A show home on the third floor boasts beautiful views of the Lagan.

Every inch of the modest two-bedroom apartment, which has a price tag of around £230,000, has been designed to fully exploit the view.

It is this aspect Karl Properties are hoping will impress prospective buyers — and help shake off a very recent unflattering label.

Last month the Obel complex was nominated as one of the UK’s worst buildings.

Each year Building Design, a weekly newspaper for architects, runs the Carbuncle Cup, a prize awarded to the nation’s ugliest building.

The Obel complex was shortlisted along with St Anne’s Square and The Boat.

St Anne’s Square came in for most criticism and remains in the final six, while comments left by one reader about the Obel development were far from complimentary.

‘Neil’ wrote: “This is understood to be the tallest building in Ireland.

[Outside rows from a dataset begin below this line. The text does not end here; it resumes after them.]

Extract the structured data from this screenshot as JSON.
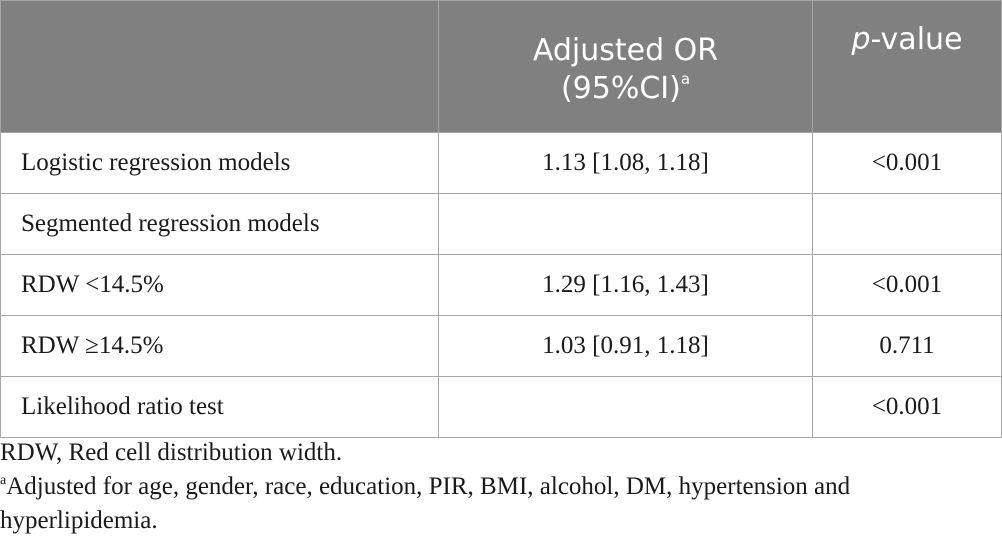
{
  "table": {
    "headers": {
      "col1": "",
      "col2_line1": "Adjusted OR",
      "col2_line2": "(95%CI)",
      "col2_sup": "a",
      "col3_italic": "p",
      "col3_rest": "-value"
    },
    "rows": [
      {
        "label": "Logistic regression models",
        "or": "1.13 [1.08, 1.18]",
        "p": "<0.001"
      },
      {
        "label": "Segmented regression models",
        "or": "",
        "p": ""
      },
      {
        "label": "RDW <14.5%",
        "or": "1.29 [1.16, 1.43]",
        "p": "<0.001"
      },
      {
        "label": "RDW ≥14.5%",
        "or": "1.03 [0.91, 1.18]",
        "p": "0.711"
      },
      {
        "label": "Likelihood ratio test",
        "or": "",
        "p": "<0.001"
      }
    ]
  },
  "footnotes": {
    "abbrev": "RDW, Red cell distribution width.",
    "a_marker": "a",
    "a_text": "Adjusted for age, gender, race, education, PIR, BMI, alcohol, DM, hypertension and hyperlipidemia."
  }
}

“It greets its main street frontage with a confused sub-barcode that meets an uncomfortable lump of clad stone, that emerges in a south-facing glazed oven.”

Karl Properties director Gayle Boyce shrugs off the criticism arguing the assessment was made without having seen the final product.

“Honestly when we saw it had been listed I think we were a bit shocked,” she said. “To be fair only a handful of people have complained and I think only one person nominated. It’s not a fair dissection of the community.

“It was also not a fair assessment.

“I think no-one really has the right to criticise anything, whether it’s a restaurant or a building, unless they have been in it or tried it.”

She added: “While everyone is entitled to their opinion this person has not had the experience of the building.”

And it seems not everyone shares Neil’s view.

Last year the Obel complex was selected by Constructing Excellence in Northern Ireland as a “demonstration of design quality using modern methods of construction”.

But the real test for Karl Properties will be in the uptake of buyers.

So far 189 of the 282 apartments, studios, duplexes and penthouses in the tower have been sold, with several of those having just reached completion this week.

And two weeks ago Obel Tower’s first official resident moved in.

But while the residential aspect of the development seems to be weathering the economic storm, the commercial side has yet to take off.

Originally the smaller building next to the tower was to house a hotel but those plans have since fallen through.

In a bid to overcome the setback, the developers have decided to turn the space into 49 further apartments which will go on sale this autumn.

Obel has also not had any firm commitments from retailers but Mrs Boyce is not too concerned.

“There has been some interest from retailers, and we have been in talks but the space is not filled,” she said.

Neither is she worried about buyers not being able to complete their contracts, as has been the case with other new developments.

“Most of our apartments were sold in 2005, before the boom, so prices are fairly the same,” she said.